Bu alanlara, planlama ya da yönetim bağlamında nasıl bir yaklaşımla müdahale etmek gerekir?
Bunlar, boş bir arsa ele alınır gibi müdahale edilmemesi gereken alanlar ve biraz önce bahsettiğimiz bu mekanın kültürü, tarihsel anlamı ve belleği, her zaman için birinci derece önemlidir. Bütün bu tarihsel birikimler, bir anlamda şehrin bütününe de anlam zenginliği, tarihsel zenginliğini kazandıran ögelerden bazılarıdır. Sonuç olarak "İstanbul’un zengin tarihi, zengin mirası" dediğimiz şey, bu parçalardan oluşuyor. Biz bu parçaları yavaş yavaş ortadan kaldırdığımız zaman, şehrin tarihi de yok olmuş oluyor. Hep göz ardı ediyoruz; ama bu mekana tarihsel anlamını ve değerini kazandıran o tarihsel işlev. Haliçport projesinde niyet tahrip etmek ve yok etmek olmasa bile, o faaliyetler kaçınılmaz olarak böyle bir sonuca yol açacaktır. Proje, tarihsel anlamın paçasına yapışıyor; yani ondan bir şeyler umuyor. O tarihsel anlamın, projenin değerini artıracağı beklentisi var. Oysa aynı zamanda onu önemli ölçüde tahrip edip, yok edecek bir girişim. Bunlar, mekanın ve kent bütününün değerini artıran tarihsel birikimler ve mutlaka bir şekilde korunması ve sürdürülmesi gerekir. Bir sanayi tesisi işlevini yitirmiştir, burada hep aynı şeyi üretmek artık anlamsız olabilir. Ekonominin kendi kuralları gereği, o üretimi daha başka yerlere almak ya da artık iktisadi açıdan ihtiyaç kalmadıysa o üretimi yapmamak daha anlamlı, daha faydalı olabilir; ama böyle bir kararda bile tarihsel birikimin mutlaka korunması ve sürdürülmesi gerekir. Bu yapılmadığı zaman, çok sık dile getirmeye çalıştığımız ama şu ana kadar söylenenlerin karar vericiler tarafından çok da dikkate alınmadığını gördüğümüz bir kimliksizleşme ortaya çıkmaya başlar. İstanbul’un içinde yaşadığı felaketi böyle adlandırmak da hiç abartılı olmaz. Giderek kimliğini kaybeden, yalnızca günceli yakalamaya çalışan bir sinema dekoru… Son dönemlerde kentsel anlamda üretilenlere baktığımızda, bunların çok azının geleceğe kalıcı olacağını görüyoruz. Bu anlamda yapılanların birçoğunu boşa çabalar olarak görüyorum.

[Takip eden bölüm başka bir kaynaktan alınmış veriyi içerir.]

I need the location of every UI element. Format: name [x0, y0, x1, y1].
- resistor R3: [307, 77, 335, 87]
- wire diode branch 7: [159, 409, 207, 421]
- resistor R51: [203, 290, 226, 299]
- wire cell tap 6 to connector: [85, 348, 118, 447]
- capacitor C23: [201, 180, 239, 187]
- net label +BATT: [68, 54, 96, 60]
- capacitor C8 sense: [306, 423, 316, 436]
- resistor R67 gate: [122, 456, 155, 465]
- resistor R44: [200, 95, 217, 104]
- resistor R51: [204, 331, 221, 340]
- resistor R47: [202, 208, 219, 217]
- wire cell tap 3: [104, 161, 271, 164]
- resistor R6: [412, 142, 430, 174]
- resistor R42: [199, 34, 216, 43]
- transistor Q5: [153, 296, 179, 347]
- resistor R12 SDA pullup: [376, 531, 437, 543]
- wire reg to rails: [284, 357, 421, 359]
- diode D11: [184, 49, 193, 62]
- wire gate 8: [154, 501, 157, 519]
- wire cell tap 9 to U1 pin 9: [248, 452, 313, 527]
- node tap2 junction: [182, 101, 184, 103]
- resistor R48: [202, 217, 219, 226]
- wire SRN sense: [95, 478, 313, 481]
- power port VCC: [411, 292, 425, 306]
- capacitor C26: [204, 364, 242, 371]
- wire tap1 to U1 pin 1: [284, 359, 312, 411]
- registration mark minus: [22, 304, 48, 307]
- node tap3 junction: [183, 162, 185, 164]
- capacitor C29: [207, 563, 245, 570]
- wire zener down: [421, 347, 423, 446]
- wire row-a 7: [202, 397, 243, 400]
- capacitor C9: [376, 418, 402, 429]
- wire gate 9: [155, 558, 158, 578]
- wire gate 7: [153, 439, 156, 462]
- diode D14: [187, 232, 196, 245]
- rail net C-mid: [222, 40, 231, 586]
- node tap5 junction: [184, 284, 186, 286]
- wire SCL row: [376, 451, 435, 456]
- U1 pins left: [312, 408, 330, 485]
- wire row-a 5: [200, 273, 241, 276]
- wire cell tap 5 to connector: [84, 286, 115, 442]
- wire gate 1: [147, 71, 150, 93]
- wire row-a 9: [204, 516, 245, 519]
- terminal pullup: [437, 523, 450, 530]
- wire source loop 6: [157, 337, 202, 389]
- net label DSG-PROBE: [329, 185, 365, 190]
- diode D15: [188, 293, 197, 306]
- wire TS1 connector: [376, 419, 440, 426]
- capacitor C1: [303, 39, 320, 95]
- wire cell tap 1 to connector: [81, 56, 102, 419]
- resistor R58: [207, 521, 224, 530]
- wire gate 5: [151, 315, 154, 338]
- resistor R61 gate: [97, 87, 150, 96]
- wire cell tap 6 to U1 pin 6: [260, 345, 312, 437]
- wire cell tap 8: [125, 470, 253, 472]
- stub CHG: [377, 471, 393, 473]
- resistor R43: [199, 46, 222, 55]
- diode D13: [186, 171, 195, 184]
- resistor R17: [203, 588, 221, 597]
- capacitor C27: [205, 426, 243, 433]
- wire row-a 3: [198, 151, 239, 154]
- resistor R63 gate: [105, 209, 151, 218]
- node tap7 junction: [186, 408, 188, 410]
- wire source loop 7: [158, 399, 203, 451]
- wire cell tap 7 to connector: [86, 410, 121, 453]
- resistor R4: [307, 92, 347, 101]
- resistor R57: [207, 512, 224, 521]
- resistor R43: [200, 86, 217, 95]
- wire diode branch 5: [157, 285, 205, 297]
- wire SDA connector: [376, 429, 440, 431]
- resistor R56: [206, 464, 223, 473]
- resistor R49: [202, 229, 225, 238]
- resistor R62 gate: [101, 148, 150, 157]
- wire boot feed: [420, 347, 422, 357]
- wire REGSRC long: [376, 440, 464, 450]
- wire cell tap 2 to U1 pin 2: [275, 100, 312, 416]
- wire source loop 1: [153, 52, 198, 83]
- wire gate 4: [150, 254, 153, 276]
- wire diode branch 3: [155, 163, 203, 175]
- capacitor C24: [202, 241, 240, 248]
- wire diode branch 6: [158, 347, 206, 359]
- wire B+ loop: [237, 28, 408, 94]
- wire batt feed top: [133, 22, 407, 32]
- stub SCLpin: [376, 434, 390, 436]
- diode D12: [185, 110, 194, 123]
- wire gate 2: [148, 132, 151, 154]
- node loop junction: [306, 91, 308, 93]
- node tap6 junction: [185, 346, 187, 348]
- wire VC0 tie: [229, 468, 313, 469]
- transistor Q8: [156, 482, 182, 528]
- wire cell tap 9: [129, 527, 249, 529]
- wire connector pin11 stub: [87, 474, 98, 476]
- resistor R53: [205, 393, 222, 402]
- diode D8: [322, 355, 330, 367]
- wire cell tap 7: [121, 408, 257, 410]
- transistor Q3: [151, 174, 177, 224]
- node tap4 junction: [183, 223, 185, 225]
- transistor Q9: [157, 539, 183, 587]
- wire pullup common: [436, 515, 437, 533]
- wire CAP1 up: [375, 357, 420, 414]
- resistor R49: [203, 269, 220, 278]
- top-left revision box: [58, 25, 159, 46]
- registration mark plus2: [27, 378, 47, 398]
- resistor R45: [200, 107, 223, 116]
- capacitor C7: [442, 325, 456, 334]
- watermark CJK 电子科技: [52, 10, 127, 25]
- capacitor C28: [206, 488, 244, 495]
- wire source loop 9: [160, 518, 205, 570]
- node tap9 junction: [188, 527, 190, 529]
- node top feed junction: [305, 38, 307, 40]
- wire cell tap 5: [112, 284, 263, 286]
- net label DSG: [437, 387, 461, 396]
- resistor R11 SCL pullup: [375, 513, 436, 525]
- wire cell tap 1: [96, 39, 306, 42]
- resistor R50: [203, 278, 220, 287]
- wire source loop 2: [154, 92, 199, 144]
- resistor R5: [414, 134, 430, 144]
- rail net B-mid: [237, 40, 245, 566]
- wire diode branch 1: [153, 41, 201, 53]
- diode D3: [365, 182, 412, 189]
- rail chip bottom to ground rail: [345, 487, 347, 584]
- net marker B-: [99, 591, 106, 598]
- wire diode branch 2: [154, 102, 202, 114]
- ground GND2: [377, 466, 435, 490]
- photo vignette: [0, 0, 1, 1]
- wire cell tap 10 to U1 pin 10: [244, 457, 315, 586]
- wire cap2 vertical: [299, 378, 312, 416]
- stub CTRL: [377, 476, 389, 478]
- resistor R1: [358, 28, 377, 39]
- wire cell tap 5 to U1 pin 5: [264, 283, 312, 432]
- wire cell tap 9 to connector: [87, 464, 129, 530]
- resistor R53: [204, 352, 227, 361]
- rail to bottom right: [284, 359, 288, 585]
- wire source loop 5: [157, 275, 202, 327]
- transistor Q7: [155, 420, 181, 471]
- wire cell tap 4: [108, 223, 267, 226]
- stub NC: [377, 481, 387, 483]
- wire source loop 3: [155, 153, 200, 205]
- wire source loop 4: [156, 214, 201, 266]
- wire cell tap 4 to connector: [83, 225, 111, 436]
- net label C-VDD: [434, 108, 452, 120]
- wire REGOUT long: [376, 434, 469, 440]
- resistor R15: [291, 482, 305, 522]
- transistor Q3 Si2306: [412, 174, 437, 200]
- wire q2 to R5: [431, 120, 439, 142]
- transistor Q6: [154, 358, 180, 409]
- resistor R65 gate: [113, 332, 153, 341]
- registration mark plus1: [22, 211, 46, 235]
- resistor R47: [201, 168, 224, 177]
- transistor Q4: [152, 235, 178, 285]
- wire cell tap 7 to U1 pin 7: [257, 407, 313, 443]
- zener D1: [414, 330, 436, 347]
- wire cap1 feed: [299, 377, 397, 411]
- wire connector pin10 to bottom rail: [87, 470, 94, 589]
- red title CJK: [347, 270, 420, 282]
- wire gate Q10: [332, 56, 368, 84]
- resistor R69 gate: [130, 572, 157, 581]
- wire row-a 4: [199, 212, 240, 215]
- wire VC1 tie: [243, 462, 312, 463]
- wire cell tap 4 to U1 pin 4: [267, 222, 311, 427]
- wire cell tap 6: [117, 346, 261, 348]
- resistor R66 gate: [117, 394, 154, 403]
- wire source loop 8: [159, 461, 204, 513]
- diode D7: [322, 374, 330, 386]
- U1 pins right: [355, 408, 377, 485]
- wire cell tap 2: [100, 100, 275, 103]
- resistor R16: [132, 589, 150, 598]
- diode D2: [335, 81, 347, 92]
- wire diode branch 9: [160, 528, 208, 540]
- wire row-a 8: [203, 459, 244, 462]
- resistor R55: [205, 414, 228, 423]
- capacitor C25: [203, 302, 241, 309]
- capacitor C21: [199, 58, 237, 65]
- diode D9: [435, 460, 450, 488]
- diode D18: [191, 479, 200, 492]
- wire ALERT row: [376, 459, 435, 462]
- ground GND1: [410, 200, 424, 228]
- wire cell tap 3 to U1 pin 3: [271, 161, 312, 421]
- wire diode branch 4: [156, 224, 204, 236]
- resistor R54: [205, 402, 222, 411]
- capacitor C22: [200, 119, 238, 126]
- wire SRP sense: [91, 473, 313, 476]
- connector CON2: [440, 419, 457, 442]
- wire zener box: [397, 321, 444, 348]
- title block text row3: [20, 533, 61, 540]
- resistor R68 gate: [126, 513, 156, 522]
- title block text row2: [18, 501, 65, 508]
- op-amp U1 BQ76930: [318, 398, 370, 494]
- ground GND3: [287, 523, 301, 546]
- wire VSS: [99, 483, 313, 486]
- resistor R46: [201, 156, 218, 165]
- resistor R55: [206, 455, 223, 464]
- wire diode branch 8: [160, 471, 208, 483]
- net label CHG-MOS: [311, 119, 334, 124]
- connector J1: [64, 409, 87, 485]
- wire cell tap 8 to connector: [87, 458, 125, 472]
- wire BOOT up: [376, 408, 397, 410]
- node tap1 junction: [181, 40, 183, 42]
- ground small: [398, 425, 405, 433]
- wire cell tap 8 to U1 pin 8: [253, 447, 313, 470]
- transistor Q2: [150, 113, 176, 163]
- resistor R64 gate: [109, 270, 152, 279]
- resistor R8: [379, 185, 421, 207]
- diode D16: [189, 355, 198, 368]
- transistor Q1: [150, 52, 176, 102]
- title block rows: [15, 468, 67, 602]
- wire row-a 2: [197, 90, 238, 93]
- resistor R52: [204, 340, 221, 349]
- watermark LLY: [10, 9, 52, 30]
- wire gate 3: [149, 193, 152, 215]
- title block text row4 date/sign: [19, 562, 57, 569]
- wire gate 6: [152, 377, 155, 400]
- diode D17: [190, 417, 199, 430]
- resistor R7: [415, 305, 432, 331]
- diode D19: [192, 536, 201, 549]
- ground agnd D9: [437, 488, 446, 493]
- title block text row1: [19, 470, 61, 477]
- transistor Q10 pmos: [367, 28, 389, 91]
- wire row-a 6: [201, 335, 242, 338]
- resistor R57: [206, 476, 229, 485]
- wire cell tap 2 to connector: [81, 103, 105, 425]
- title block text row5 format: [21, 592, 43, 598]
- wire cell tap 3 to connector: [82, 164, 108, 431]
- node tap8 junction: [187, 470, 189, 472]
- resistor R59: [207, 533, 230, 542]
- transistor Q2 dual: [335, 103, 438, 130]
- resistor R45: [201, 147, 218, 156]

Daha önce Hasanpaşa Gazhanesi, Feshane gibi alanlarda geliştirilen yaklaşımları nasıl değerlendiriyorsunuz?
Hiç tartışılmayacak şekilde yanlış ve hastalıklı bir yaklaşım bu… Bir toplum düşünebilir miyiz ki, tarihin sadece belirli bir dönemine değil, neredeyse tümüne karşı? Sümer Bank mirasını belki ortaya çıktığı dönem itibariyle çok beğenmeyebilirsiniz, eleştirebilirsiniz, sahip çıkmayabilirsiniz. Osmanlı mirasının günahı nedir peki? Yani burada bir tercih değil, toptan bir reddetme hali var. Toplumun bir kesimi, bütün geçmişini tümden reddediyor. Bu bilinçli bir reddetme hali ve giderek bu reddetme halinin kapsamının genişlediğini görüyoruz. Bu gidişle, bunu çok samimi bir şekilde söyleyebiliriz, Süleymaniye, Topkapı Sarayı’nın varlığı da tartışmaya açılır hale gelecektir.